Sunday, July 28, 2013

Ennio Morricone In Roma

There are some downsides to being in Rome during the swelter of summer.  But there are many upsides too.  One of them is that, in summer-time, the Teatro dell'Opera di Roma puts on outdoor concerts, ballets, and operas in the Terme di Caracalla.

The "Baths of Caracalla" were not the biggest public baths in ancient Rome, but they were the most opulent.  Now, a vast set of ruins remain, which I still need to visit during daylight.  I can say, however, that the ruins present a stunning and majestic setting for a night-time concert.  That's where a few friends and I watched 84-year-old Ennio Morricone conduct an orchestra on Thursday night that played 2 hours of some of his greatest hits.  The music and the venue were marvelous.
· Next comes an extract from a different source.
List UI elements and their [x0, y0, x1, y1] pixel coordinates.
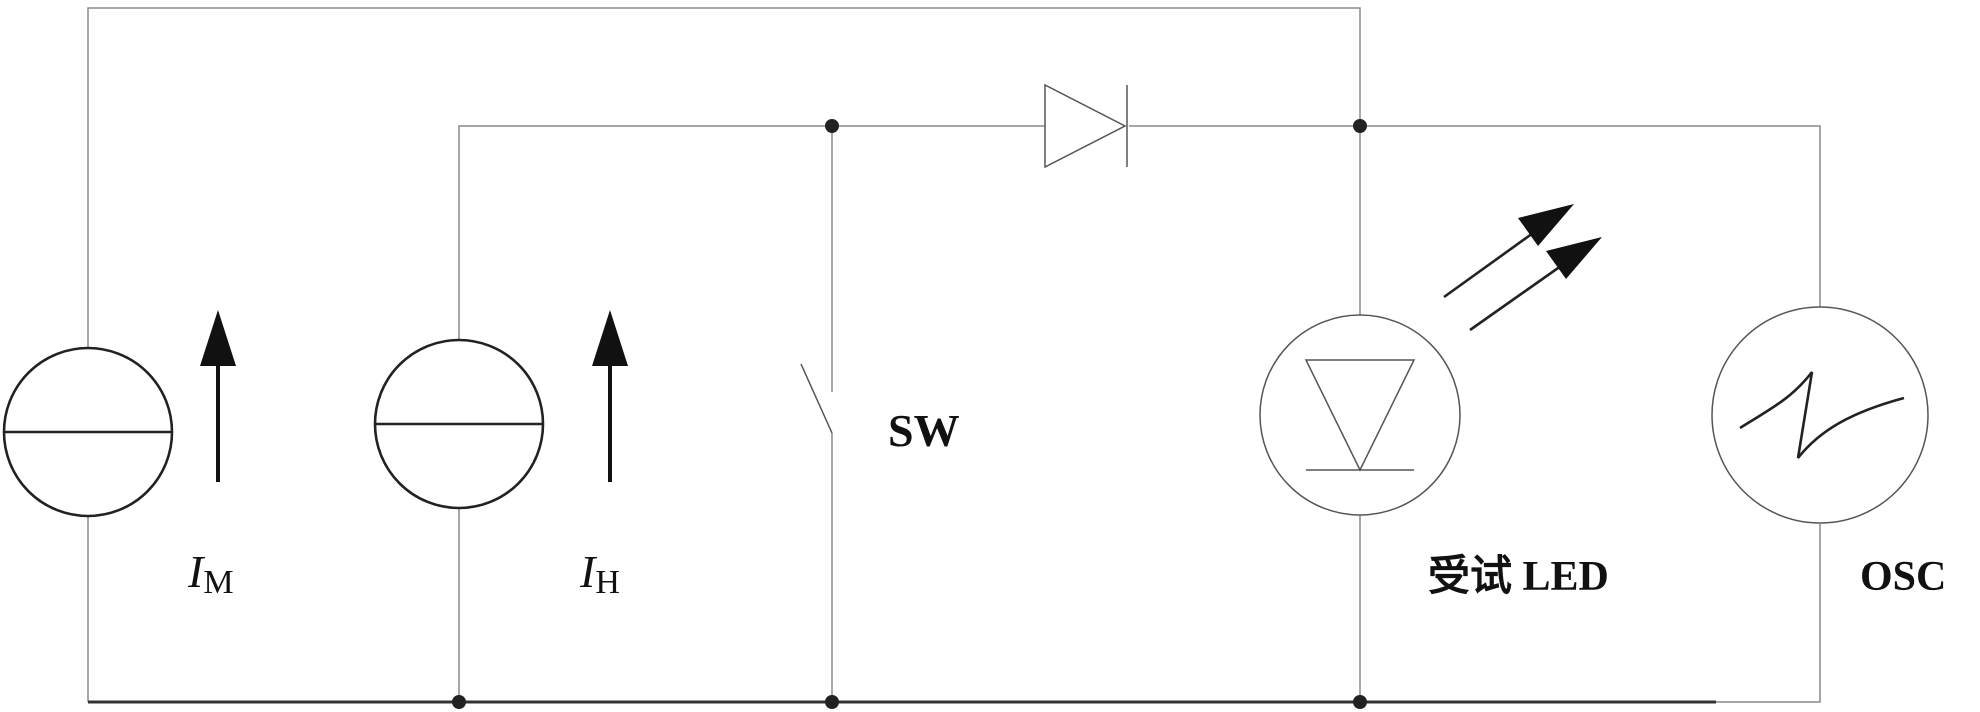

For those of you who don't recognize his name, Ennio Morricone is to Italian films what John Williams is to U.S. films.  And Morricone has had a huge mark on the American cinema as well.  He scored movies such as The Untouchables, Bugsy, and In The Line Of Fire.  Tarantino has also reused Morricone tunes in both the Kill Bills, Inglorious Bastards, and Django Unchained.

The orchestra on Thursday night played several of Morricone's greatest movie theme songs.  They played some of the scores from the Sergio Leone "Spaghetti Westerns" that starred Clint Eastwood (The Good, The Bad & The Ugly, and Once Upon a Time In The West), Cinema Paradiso, and The Mission.  My only disappointment was that they did not do my favorite Morricone song of all-time: the main theme from the Sergio Leone classic Once Upon a Time in America.

Despite that, the concert was magical.  I left in awe over how one composer could have created so many excellent songs with such disparate styles.  The songs from the Spaghetti Westerns are so creative and novel and just different, while the songs from movies like Cinema Paradiso and The Mission are beautiful and moving in a more classical sense.  Wow.  




The iPhone does not do so well at night when there are bright lights.  My apologies.